Bu imzalar kime?

En büyük tehlike kimliksizlerden gelir. Çokluğu kripto PKK'lıdır. PKK saldırdıkça içten içe sevinirler. Son zamanlarda "şerefsiz" sıfatıyla anılan kimliksizler, ülkenin tuzu kurularıdırlar. Entelektüel geçinirler. Aslına bakarsanız kişiliklerini bulamamış "yarı aydın"lardır. Para onlarda, imkân onlarda... Popolarında diken vardır; rahatlık batar. Mutlaka muzırlık edeceklerdir.

PKK'nın saldırılarını doğrudan savunamadıkları için, ovadaki, bayırdaki temsilcilerinin ağzına bakarlar; "Arada bir lâf etseler de gönlümüz şenlense." derler. Selahattin "PeKeKe silâh bırakmalıdır!" dediğinde neşelerine payan yoktur. Onlar da bilirler, PKK=HDP denklemini. (Bu ifadeyi başta biz kullanmıştık. Baktık, tuzu kurular bozulmuşlar, "Zinhar HDP=PKK denilemez!" diye yazıyorlar. Aslında HDP=PKK denilmezse, kripto PKK'lıların çok sevdikleri HDP'liler gücenirler. Sorun bakalım "PKK'lılık" onlar için şeref mi, değil mi?! Neden kendilerini inkâr etsinler ki.) Selahattin "PeKeKe silâh bıraksın." derken, "TeCe, üzerinize fazla geliyor, biraz soluk alın. Hem biz bayağı başarı kazandık... Silâh planımızı bozmasın sonra!" demek istiyor. Selahattin'e sorun; vereceği cevap budur.

Kimliksizler moda akımları takip ederler. Onların idol seçtikleri belli kişi ve kesimlerde "Türk düşmanlığı" modaysa, onlar da Türk düşmanıdırlar. Bunu doğrudan dillendirmezler. "Bu zamanda milliyetçilik mi? Tu kaka!" derler. Prim verdiklerinin gayelerinin mikro milliyetçilik olduğunu, etnikçiliği kutsadıklarını, bir bütünü parçalayıp "maşalar"ın elinde oyuncak etmek istediklerini hiç akıllarına getirmezler.

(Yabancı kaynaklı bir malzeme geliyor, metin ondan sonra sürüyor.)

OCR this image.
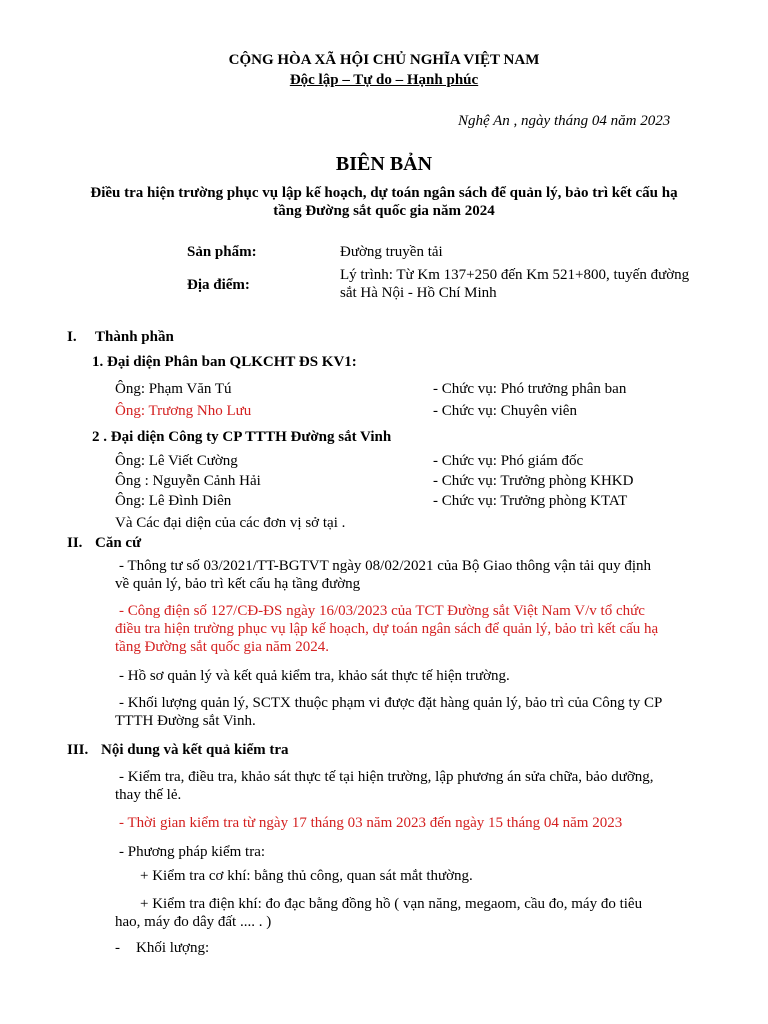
CỘNG HÒA XÃ HỘI CHỦ NGHĨA VIỆT NAM
Độc lập – Tự do – Hạnh phúc
Nghệ An , ngày tháng 04 năm 2023
BIÊN BẢN
Điều tra hiện trường phục vụ lập kế hoạch, dự toán ngân sách để quản lý, bảo trì kết cấu hạ
tầng Đường sắt quốc gia năm 2024
Sản phẩm:	Đường truyền tải
Địa điểm:
Lý trình: Từ Km 137+250 đến Km 521+800, tuyến đường
sắt Hà Nội - Hồ Chí Minh
I. Thành phần
1. Đại diện Phân ban QLKCHT ĐS KV1:
Ông: Phạm Văn Tú	- Chức vụ: Phó trưởng phân ban
Ông: Trương Nho Lưu	- Chức vụ: Chuyên viên
2 . Đại diện Công ty CP TTTH Đường sắt Vinh
Ông: Lê Viết Cường	- Chức vụ: Phó giám đốc
Ông : Nguyễn Cảnh Hải	- Chức vụ: Trưởng phòng KHKD
Ông: Lê Đình Diên	- Chức vụ: Trưởng phòng KTAT
Và Các đại diện của các đơn vị sở tại .
II. Căn cứ
- Thông tư số 03/2021/TT-BGTVT ngày 08/02/2021 của Bộ Giao thông vận tải quy định
về quản lý, bảo trì kết cấu hạ tầng đường
- Công điện số 127/CĐ-ĐS ngày 16/03/2023 của TCT Đường sắt Việt Nam V/v tổ chức
điều tra hiện trường phục vụ lập kế hoạch, dự toán ngân sách để quản lý, bảo trì kết cấu hạ
tầng Đường sắt quốc gia năm 2024.
- Hồ sơ quản lý và kết quả kiểm tra, khảo sát thực tế hiện trường.
- Khối lượng quản lý, SCTX thuộc phạm vi được đặt hàng quản lý, bảo trì của Công ty CP
TTTH Đường sắt Vinh.
III. Nội dung và kết quả kiểm tra
- Kiểm tra, điều tra, khảo sát thực tế tại hiện trường, lập phương án sửa chữa, bảo dưỡng,
thay thế lẻ.
- Thời gian kiểm tra từ ngày 17 tháng 03 năm 2023 đến ngày 15 tháng 04 năm 2023
- Phương pháp kiểm tra:
+ Kiểm tra cơ khí: bằng thủ công, quan sát mắt thường.
+ Kiểm tra điện khí: đo đạc bằng đồng hồ ( vạn năng, megaom, cầu đo, máy đo tiêu
hao, máy đo dây đất .... . )
- Khối lượng:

Yırtık pantolon moda olur mu? Oluyor işte... Köylü yırtık pantolon giyse 10 metre ötesinden geçerler ama belli bir kesim moda hâline getirmişse giymek için yarış ederler. HDP'yi pazarladılar, gittiler HDP'ye oy attılar.

Siz göğüs göğse cephede savaşırsınız. Onlar cephe gerisinde düşmanınızın borazancılığını yaparlar.

Mücadele bitirilemiyorsa, cephe gerisinde yenilen darbeler yüzündendir.

Dün üç "sanatçı" grubunun bildirisinden bahsettim. "Sanatçılar Girişimi" hiç lafı dolandırmadan "PKK'nın taleplerini kabul edin, savaş dursun!" demeye getiriyor. Çokluğu eski komünistler, zamanımızın sol liberalleri.

Kendilerine "Bağımsız Sanatçılar İnisiyatifi" adını takmış kesim ise ortadan gidiyor, "Savaş bitsin, barış gelsin." diyor. Bu metni imzalayanlar da sol tandanslı.

Her iki bildiride de PKK'nın saldırısı, bölücülük, ülke birliği yok...

Barışı kim arzu etmez ki? İki grubun da gayesi PKK'ya yol açmak.

Bu iki bildirici grup cesur. İsimlerini bir bir sıralamışlar. (Unutmamak, unutturmamak için, ben de bir dosya açıp hepsini kaydettim. Yol ayrımına gelinirse, Kandil'e sürülmeleri için imza kampanyası başlatacağım!)

Üçüncü bildiriciler "Türkiye Sanatçılar Birliği". Doğrudan PKK'ya savaş açmışlar "PKK taşeron örgütü" demişler, "Türk'ü, Kürt'ü, Laz'ı, Çerkez'i ile hepimiz biriz, hepimiz Türk milletiyiz" demişler, çok ağır cümleler kullanmışlar. Kimliksizler karşısında kimliklerini ortayla koymuşlar.

Kimlik/kimliksizlik/postmodernizm üzerinde ayrıntılı duracaktım. Sonra.